The first controlled buy took place on January 5, 2000, after the informant contacted Enrique Briviesca, a known drug dealer, to purchase an eighth-ounce of cocaine. While being monitored by police, Briviesca drove to Hernandez’s apartment to obtain the drugs. Once in the apartment, Briviesca purchased heroin, used some of it, placed the remaining heroin in his pocket, and left. Briviesca then sold the heroin to the informant. The informant, in turn, delivered the heroin to Drug Enforcement Agency agent Bruce Fleury.

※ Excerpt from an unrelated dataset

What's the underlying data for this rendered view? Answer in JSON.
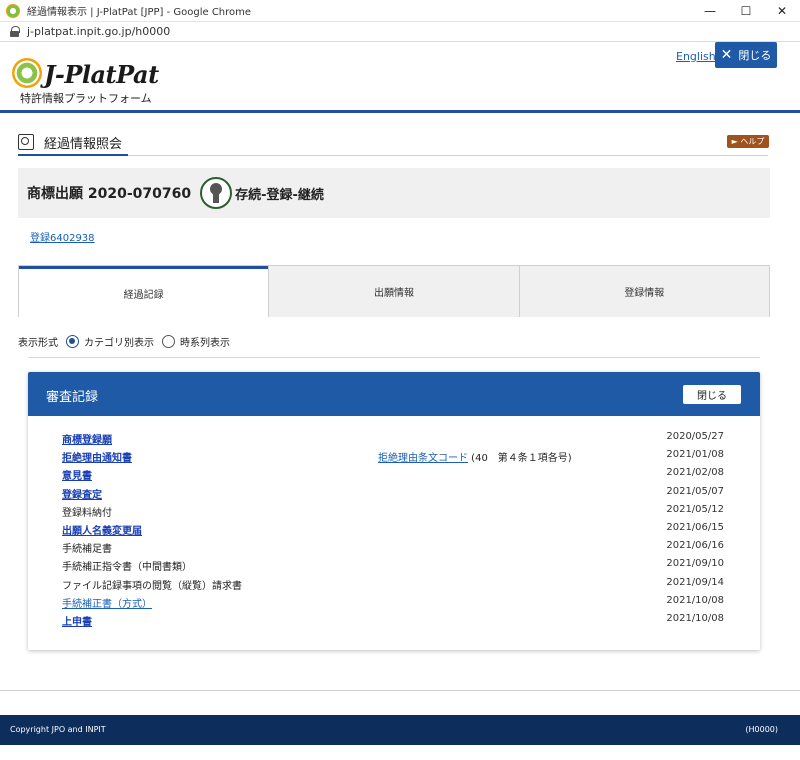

The second controlled buy took place on January 14. Once again, Briviesca received marked money from the informant and, while under police surveillance, drove to Hernandez’s apartment to obtain the drugs. Briviesca bought a substantial amount of heroin from Hernandez and left after injecting some of it. He was arrested shortly after he left the apartment. Hernandez was also arrested, after a search of his apartment disclosed $260 of the marked money along with several items typically associated with the sale of illicit drugs—pop cans with the bottoms removed, small pieces of tin foil, a shortened straw, a balloon, and a pocket scale.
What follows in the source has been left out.